Should one of the nursing facilities near my hospital become a COVID-19 hotspot, the morbidity and mortality to residents of these facilities would be devastating. For small hospitals like mine, such an incident could potentially cripple our ability to provide essential services.
As a critical access hospital, we have a small number of beds which are often filled, and patients who should be admitted must be transferred to tertiary hospitals over 30 miles away. With three ambulances serving our county, patient transfers can become overwhelming as those ambulances must also attend to 911 calls.
I’ve been thinking about the health care infrastructure in communities like mine since the novel coronavirus began spreading across the United States. My hospital is one of 37 critical access hospitals in Michigan. We have 24/7 emergency departments, yet our hospitals have no more than 25 beds. We’re in rural, underserved and older communities, miles away from larger hospitals and at the tail end of the supply chain, where we’re often the last ones to get resources such as test kits and protective supplies.
If an outwardly healthy nursing facility worker gets coronavirus, they may not be tested if they don’t show symptoms, a criteria for testing as determined by the Centers for Disease Control and Prevention. Another is travel to hotspot countries such as China, Italy and Iran, which is unlikely among nursing care workers in a rural community.
Untested, they’ll continue working, interacting with the most at-risk individuals in our community. The mortality rate in people older than 80 is 15% — many times deadlier than influenza.
Based on cases thus far, we know that older patients get much sicker than younger patients regardless of underlying conditions. Many need to be hospitalized, with oxygen support for up to five weeks.
My hospital’s four negative-pressure rooms would quickly be filled. Our limited supply of personal protective equipment would be depleted. Testing capacity remains limited. My hospital alone employs almost 700 people — not just nurses and doctors, but dietitians, social workers, cleaning staff, patient access and dozens of people who circulate throughout our hospital without personal protective equipment.
The failure to test means we don’t know who has COVID-19. Because many of our patients are low-income, they’re highly unlikely to have left the country for high-risk nations like China or Italy. Patients who come in with fever, coughs and difficulty breathing will most likely have their illness attributed to pneumonia: Their chest X-rays will show infiltrate-looking lesions, and they’ll be put on antibiotics. They’ll only get tested for COVID-19 when they fail to respond to antibiotics or when more tests become available. By then, multiple shifts of nurses, certified nurse assistants, lab and radiology techs would have been exposed.
This cascade of events could unfold within a week, maybe less. Small hospitals like ours will soon be running on skeleton crews of overworked staff. Emergency medical services will be depleted. Local healthcare infrastructures will reach capacity quickly.
With 1,350 critical access hospitals across the United States, this scenario could play out in many locations.
Meanwhile, people will still have heart attacks, broken bones and babies. They’ll need medical care. None of them may have coronavirus, yet unless we address how coronavirus will strain our health care infrastructure, we will be exposing people to a virus that’s more lethal than the flu.
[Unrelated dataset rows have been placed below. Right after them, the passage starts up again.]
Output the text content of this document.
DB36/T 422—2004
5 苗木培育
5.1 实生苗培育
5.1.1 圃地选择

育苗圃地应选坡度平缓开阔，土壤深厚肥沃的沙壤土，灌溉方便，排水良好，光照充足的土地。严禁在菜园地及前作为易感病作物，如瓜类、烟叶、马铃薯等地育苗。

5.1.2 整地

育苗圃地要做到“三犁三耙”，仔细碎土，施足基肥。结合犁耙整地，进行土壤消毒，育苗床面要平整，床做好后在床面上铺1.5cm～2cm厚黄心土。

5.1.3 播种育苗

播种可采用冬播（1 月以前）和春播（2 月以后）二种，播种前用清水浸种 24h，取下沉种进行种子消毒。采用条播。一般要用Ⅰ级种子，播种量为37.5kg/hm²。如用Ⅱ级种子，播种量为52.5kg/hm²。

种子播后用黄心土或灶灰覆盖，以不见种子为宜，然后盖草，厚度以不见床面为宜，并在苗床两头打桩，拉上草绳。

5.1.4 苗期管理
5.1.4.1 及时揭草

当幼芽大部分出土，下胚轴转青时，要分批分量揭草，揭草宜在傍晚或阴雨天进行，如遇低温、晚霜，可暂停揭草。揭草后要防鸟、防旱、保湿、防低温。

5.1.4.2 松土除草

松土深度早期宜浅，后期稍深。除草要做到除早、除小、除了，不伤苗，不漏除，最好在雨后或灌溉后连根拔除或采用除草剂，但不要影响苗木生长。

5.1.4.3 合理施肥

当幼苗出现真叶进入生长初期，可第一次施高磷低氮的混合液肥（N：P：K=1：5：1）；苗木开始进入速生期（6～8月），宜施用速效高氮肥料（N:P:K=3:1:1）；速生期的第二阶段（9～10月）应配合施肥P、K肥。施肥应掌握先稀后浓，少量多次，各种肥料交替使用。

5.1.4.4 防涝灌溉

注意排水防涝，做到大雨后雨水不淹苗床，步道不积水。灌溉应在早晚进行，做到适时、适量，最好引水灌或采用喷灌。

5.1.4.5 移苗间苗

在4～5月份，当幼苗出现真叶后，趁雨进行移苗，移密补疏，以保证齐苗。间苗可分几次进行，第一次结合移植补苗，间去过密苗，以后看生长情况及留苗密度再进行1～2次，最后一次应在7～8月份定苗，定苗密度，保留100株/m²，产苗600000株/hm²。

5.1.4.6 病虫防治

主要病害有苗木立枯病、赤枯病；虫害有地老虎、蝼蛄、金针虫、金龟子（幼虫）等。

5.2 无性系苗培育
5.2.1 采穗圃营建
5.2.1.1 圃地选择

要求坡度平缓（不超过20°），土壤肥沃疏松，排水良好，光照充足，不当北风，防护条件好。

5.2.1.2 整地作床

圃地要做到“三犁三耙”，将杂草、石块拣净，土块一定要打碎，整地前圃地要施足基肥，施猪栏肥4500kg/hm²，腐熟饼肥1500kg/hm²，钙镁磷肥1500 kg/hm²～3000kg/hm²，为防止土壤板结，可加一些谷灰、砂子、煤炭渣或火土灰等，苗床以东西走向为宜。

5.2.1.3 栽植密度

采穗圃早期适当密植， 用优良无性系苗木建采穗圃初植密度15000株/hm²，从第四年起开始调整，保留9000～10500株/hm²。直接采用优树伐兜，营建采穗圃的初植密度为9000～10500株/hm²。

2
To help small communities better brace for the outbreak, we need to increase testing aggressively for the public and for healthcare workers so we get a true picture of the scale of the outbreak.
And we need to let health experts drive the national coronavirus response, not President Trump, Vice President Pence and other politicians, many of whom have allowed politics to overshadow science and facts.
Trump can make this happen, if he chooses to.
Rob Davidson, M.D., is the executive director of the Committee to Protect Medicare.